A statement that Withdrawal Agreement beneficiaries should be able to hold multiple statuses is not that easy to find. You have to scroll quite far down the page on the European Commission’s website to find a link to an explanatory document. It has been languishing there since March 2022 but so far not proved very useful.

It has been pointed out to the Commission that the document needs to be multilingual not just in English and “branded” as an official communication from the Commission so it can be used as a stand-alone. But having an official document you can wave at the immigration authorities is going to get you nowhere if Member State governments haven’t acknowledged that WA beneficiaries can hold multiple statuses and issue clear guidance and make sure systems are modified accordingly.

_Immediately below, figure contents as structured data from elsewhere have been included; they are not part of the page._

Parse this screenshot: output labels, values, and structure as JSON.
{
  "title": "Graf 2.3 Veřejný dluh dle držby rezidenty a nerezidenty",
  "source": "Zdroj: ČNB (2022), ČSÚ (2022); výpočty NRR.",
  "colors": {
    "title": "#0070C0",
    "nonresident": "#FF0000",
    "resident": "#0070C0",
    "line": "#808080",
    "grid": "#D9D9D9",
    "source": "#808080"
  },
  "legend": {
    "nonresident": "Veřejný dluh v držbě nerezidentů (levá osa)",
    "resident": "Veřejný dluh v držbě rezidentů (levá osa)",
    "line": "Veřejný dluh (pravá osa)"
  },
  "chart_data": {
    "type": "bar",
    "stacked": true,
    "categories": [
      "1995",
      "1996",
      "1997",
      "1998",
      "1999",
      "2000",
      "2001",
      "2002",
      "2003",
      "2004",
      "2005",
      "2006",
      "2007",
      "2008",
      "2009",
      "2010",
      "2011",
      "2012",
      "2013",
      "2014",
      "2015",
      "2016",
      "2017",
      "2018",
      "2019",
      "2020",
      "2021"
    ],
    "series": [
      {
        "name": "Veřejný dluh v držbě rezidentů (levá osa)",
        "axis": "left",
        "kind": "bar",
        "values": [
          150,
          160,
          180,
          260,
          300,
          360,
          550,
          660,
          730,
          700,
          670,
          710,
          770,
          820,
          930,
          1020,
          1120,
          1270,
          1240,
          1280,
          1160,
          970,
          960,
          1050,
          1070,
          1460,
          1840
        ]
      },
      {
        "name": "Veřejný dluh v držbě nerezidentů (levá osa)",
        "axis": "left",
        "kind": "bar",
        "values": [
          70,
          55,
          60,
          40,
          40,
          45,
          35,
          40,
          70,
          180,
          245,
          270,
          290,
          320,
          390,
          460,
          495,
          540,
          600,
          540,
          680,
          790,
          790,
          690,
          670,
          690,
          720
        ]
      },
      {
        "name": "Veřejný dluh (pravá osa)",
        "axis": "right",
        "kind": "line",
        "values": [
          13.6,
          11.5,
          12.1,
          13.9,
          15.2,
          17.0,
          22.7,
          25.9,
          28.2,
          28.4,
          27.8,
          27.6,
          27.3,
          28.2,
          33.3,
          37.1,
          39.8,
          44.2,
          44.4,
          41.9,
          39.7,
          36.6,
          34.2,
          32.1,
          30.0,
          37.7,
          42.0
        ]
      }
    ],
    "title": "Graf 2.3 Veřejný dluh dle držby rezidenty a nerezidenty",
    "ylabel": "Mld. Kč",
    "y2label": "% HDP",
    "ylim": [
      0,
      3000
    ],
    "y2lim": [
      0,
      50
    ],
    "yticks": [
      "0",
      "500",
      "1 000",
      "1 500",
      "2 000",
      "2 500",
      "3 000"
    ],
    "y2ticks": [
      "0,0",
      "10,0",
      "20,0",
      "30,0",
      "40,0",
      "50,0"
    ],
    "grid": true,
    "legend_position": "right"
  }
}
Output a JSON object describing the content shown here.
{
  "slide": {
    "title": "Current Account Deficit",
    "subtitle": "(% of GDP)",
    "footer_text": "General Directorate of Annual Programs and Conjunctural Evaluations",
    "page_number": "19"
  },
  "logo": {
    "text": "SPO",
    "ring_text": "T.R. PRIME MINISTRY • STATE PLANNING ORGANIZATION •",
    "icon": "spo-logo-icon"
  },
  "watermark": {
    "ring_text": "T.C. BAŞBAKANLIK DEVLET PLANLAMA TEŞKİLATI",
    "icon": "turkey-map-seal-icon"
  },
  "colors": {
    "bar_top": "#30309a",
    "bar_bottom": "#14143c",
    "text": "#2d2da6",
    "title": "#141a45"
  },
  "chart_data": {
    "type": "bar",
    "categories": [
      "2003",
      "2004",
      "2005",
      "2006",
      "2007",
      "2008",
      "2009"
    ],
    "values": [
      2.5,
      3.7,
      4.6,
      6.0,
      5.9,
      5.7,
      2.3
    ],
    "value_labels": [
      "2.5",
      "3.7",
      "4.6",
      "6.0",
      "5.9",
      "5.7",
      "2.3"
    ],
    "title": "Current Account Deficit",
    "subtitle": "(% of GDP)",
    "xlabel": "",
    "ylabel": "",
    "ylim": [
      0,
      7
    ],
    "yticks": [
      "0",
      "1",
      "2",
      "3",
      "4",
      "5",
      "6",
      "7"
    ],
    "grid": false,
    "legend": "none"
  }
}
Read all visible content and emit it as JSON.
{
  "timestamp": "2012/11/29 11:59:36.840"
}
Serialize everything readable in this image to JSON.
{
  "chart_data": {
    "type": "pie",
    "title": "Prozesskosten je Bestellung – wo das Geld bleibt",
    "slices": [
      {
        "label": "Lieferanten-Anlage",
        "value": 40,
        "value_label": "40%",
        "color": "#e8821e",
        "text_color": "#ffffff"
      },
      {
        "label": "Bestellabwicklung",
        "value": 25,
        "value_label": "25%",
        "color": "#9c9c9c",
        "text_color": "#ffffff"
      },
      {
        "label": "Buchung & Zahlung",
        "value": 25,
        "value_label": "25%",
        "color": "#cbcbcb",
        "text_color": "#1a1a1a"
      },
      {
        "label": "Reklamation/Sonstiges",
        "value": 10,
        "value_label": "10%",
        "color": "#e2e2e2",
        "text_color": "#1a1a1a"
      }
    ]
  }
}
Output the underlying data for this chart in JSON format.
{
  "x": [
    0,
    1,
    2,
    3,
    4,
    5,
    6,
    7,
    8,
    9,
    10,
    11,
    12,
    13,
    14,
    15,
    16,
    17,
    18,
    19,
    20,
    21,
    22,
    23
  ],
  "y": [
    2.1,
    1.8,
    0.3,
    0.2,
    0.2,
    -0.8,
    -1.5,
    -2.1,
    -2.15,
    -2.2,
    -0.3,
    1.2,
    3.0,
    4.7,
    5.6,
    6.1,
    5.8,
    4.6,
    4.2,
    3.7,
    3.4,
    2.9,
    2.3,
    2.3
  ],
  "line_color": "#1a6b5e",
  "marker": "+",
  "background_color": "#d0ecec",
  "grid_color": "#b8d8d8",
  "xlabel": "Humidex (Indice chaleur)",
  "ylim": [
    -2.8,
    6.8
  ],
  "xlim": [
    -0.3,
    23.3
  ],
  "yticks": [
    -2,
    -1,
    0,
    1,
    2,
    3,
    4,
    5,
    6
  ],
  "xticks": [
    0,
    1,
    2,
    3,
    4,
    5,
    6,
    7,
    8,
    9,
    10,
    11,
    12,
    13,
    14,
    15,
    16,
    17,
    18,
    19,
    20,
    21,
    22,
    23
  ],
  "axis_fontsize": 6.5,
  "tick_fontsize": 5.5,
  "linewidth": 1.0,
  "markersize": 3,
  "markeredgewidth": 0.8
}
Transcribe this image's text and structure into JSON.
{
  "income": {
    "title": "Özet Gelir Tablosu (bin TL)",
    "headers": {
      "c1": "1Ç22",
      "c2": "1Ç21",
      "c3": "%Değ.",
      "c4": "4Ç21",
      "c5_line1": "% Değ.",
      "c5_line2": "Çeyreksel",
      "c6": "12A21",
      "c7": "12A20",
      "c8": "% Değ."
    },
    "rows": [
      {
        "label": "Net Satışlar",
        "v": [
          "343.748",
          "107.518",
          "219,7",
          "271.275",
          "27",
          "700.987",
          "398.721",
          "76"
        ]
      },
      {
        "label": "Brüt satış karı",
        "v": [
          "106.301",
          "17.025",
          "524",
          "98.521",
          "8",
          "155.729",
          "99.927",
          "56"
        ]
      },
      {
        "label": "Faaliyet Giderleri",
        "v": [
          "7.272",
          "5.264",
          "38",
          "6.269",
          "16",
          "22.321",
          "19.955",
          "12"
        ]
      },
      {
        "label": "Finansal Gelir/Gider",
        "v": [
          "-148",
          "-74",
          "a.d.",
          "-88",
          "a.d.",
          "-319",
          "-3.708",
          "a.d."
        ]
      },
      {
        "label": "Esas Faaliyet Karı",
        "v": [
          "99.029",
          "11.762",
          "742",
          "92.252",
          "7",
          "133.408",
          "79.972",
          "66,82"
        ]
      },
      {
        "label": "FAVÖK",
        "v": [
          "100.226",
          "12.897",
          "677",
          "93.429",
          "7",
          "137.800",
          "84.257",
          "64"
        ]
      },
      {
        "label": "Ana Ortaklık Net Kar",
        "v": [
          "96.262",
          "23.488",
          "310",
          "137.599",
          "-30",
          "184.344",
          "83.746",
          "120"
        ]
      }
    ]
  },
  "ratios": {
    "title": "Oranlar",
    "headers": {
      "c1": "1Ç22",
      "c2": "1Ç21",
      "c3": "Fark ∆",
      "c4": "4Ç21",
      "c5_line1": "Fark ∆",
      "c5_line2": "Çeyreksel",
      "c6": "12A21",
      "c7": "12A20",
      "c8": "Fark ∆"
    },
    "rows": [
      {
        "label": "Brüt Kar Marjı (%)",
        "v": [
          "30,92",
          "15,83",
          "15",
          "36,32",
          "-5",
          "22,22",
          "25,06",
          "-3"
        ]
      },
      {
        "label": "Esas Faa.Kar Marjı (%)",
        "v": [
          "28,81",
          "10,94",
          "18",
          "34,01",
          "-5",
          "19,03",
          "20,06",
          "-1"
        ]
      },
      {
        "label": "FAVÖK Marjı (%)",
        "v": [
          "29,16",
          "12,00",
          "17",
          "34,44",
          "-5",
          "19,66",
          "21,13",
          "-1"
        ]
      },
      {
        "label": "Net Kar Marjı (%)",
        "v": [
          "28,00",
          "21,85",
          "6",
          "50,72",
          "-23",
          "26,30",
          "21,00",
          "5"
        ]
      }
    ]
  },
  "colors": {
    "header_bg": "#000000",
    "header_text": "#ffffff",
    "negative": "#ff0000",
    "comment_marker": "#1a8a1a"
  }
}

I can appreciate this is no mean feat in countries where they do not usually allow multiple statuses or, even if they do, issue more than one residency card. Of course, other statuses we should be able to hold are not confined to EU long-term residency, they should include the EU Blue Card, dual nationality, family member of an EU citizen…

Personally, I do think people should be up in arms about this. The UK and EU negotiated an agreement which not only removed our freedom of movement as EU citizens, it also failed to automatically give us equal mobility rights to other third country nationals. We are now neither one thing nor the other.

It would seem the only favour the Withdrawal Agreement did us was we didn’t have to go out and come back in again! Brits who follow us, fortunate enough to get a visa, may well pip us at the post being able to apply for EU long-term residency as clearly defined non-EU citizens.

I have been bringing this issue to the attention of the embassy in Rome, FCDO and the European Commission for three years now. I hope we will see some movement soon.

Finally, there should be no dragging of heels assuming we will all take citizenship of our host countries. Actually, we shouldn’t have to, my son was fortunate, even though it took a long time. Others may not meet the requirements or wish to give up their UK citizenship in countries which do not permit dual nationality.  

Bureaucratic challenges may seem almost insurmountable but why not simply allow our Withdrawal Agreement permanent card to double up as the EU long-term residency permit.

Clarissa Killwick,

Since 2016, Clarissa has been a citizens’ rights campaigner and advocate with the pan-European group, Brexpats – Hear Our Voice.
She is co-founder and co-admin of the FB group in Italy, Beyond Brexit – UK citizens in Italy.